HOUSTON

 

Summer ended and we reluctantly went back to school. It beat living in a school, but it was still school. I couldn’t help but wish my celebrity status got me a free pass from institutionalized education. Didn’t they used to give honorary doctorates to people who were famous enough?

Online school was reserved for those who were not inoculated; the ones who stayed home out of fear of running into Killer….or us. It was also for those kids who couldn’t afford to live under the dome and were still holed up in their fortified homes. There were also people who were scattered all over the country who chose not to live in a covered community. America had turned into isolated outposts of civilization, like the small towns in Maine that Stephen King wrote about where everyone knows everyone else’s business. Just thinking about those kids outside the dome living in splendid isolation made me nostalgic for the time we used to live in our own home, with our own space; a place where people didn’t mob us and ask painful questions about how we survived the Mclean High School Refugee Center Siege.

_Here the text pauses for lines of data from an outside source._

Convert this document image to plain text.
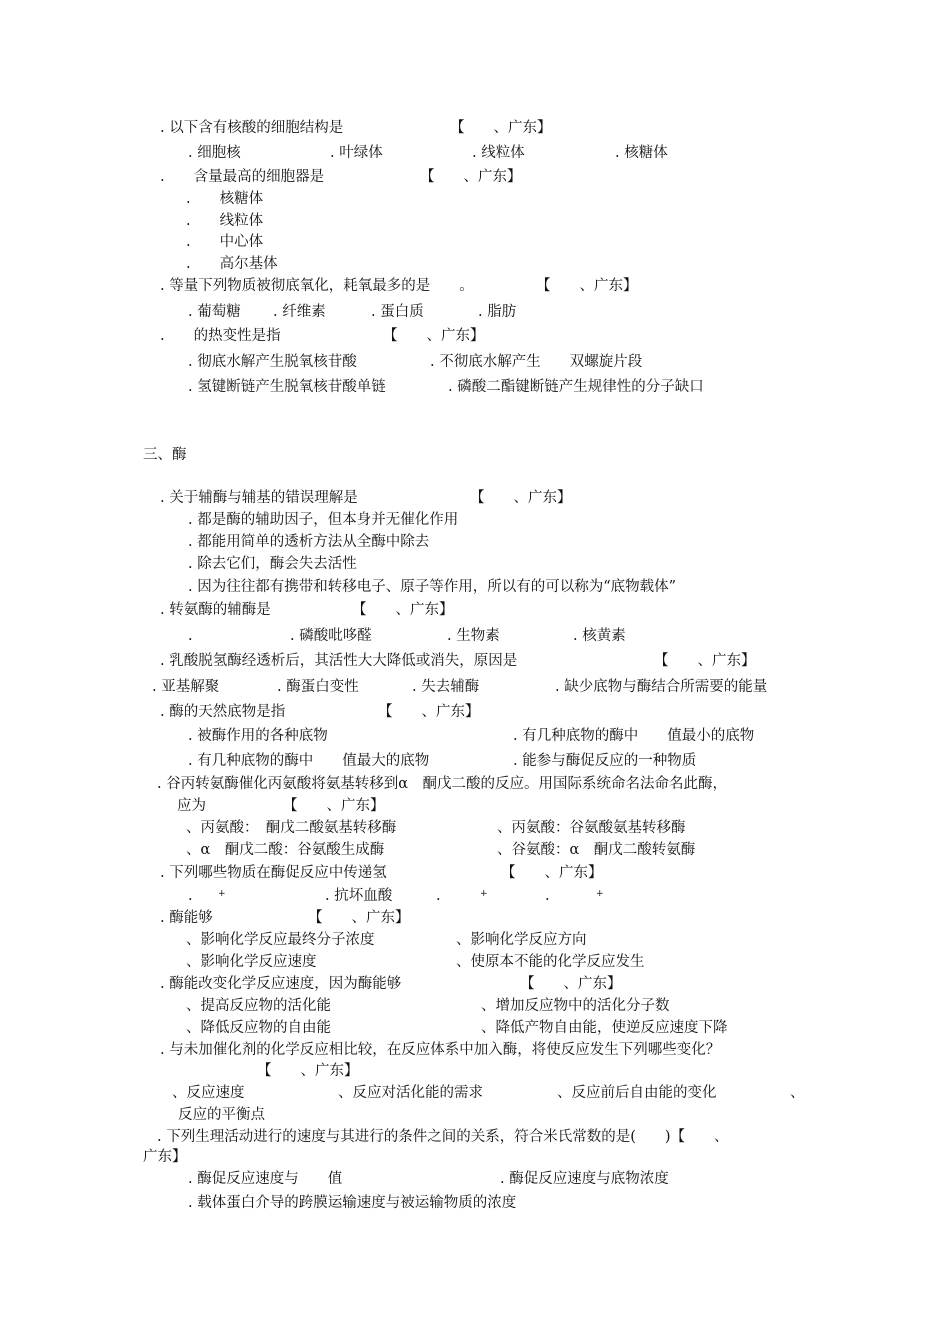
. 以下含有核酸的细胞结构是	【　　、广东】
. 细胞核	. 叶绿体	. 线粒体	. 核糖体
.　　含量最高的细胞器是	【　　、广东】
.　　核糖体
.　　线粒体
.　　中心体
.　　高尔基体
. 等量下列物质被彻底氧化，耗氧最多的是　　。	【　　、广东】
. 葡萄糖 . 纤维素	. 蛋白质	. 脂肪
.　　的热变性是指	【　　、广东】
. 彻底水解产生脱氧核苷酸	. 不彻底水解产生　　双螺旋片段
. 氢键断链产生脱氧核苷酸单链	. 磷酸二酯键断链产生规律性的分子缺口
三、酶
. 关于辅酶与辅基的错误理解是	【　　、广东】
. 都是酶的辅助因子，但本身并无催化作用
. 都能用简单的透析方法从全酶中除去
. 除去它们，酶会失去活性
. 因为往往都有携带和转移电子、原子等作用，所以有的可以称为“底物载体”
. 转氨酶的辅酶是	【　　、广东】
.	. 磷酸吡哆醛	. 生物素	. 核黄素
. 乳酸脱氢酶经透析后，其活性大大降低或消失，原因是	【　　、广东】
. 亚基解聚	. 酶蛋白变性	. 失去辅酶	. 缺少底物与酶结合所需要的能量
. 酶的天然底物是指	【　　、广东】
. 被酶作用的各种底物	. 有几种底物的酶中　　值最小的底物
. 有几种底物的酶中　　值最大的底物	. 能参与酶促反应的一种物质
. 谷丙转氨酶催化丙氨酸将氨基转移到α　酮戊二酸的反应。用国际系统命名法命名此酶，
应为	【　　、广东】
、丙氨酸：　酮戊二酸氨基转移酶	、丙氨酸：谷氨酸氨基转移酶
、α　酮戊二酸：谷氨酸生成酶	、谷氨酸：α　酮戊二酸转氨酶
. 下列哪些物质在酶促反应中传递氢	【　　、广东】
.	+	. 抗坏血酸	.	+	.	+
. 酶能够	【　　、广东】
、影响化学反应最终分子浓度	、影响化学反应方向
、影响化学反应速度	、使原本不能的化学反应发生
. 酶能改变化学反应速度，因为酶能够	【　　、广东】
、提高反应物的活化能	、增加反应物中的活化分子数
、降低反应物的自由能	、降低产物自由能，使逆反应速度下降
. 与未加催化剂的化学反应相比较，在反应体系中加入酶，将使反应发生下列哪些变化？
【　　、广东】
、反应速度	、反应对活化能的需求	、反应前后自由能的变化	、
反应的平衡点
. 下列生理活动进行的速度与其进行的条件之间的关系，符合米氏常数的是(　　)【　　、
广东】
. 酶促反应速度与　　值	. 酶促反应速度与底物浓度
. 载体蛋白介导的跨膜运输速度与被运输物质的浓度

I wouldn’t have minded being back in school if Nemesis were there with me. She reunited with her family after our cohabitation with death, and they lived in another domed city several miles away. I could only talk to her on Skype or Facebook or text her. It was cool that I could do that after going three months without the Internet and a working cellphone, but the signal kept going down or the screen would go blank and I didn’t get to message her as much as I would have liked to. Besides, I wanted to see Nemesis instead of just talking to her. She was a lot prettier in person.

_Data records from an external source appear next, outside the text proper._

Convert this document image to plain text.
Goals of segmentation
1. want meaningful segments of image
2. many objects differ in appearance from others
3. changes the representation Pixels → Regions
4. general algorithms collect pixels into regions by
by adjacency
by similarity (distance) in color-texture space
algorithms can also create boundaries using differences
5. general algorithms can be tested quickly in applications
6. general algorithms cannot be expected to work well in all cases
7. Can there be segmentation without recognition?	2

My consolation prize in all that was that I was back in Mr. Cromwell’s class. One of his emotionally charged lessons was on how we’d soon no longer have anything to fear from either the dead that walked the earth or the kind of rain that created the living dead in the first place. He began his lecture with a question. “Why do scientists think the rain will be pure again?”

A timid voice from the back of the room hesitantly asked, “Please, sir, could you not use that term?”

“What term?” Mr. Cromwell asked, puzzled.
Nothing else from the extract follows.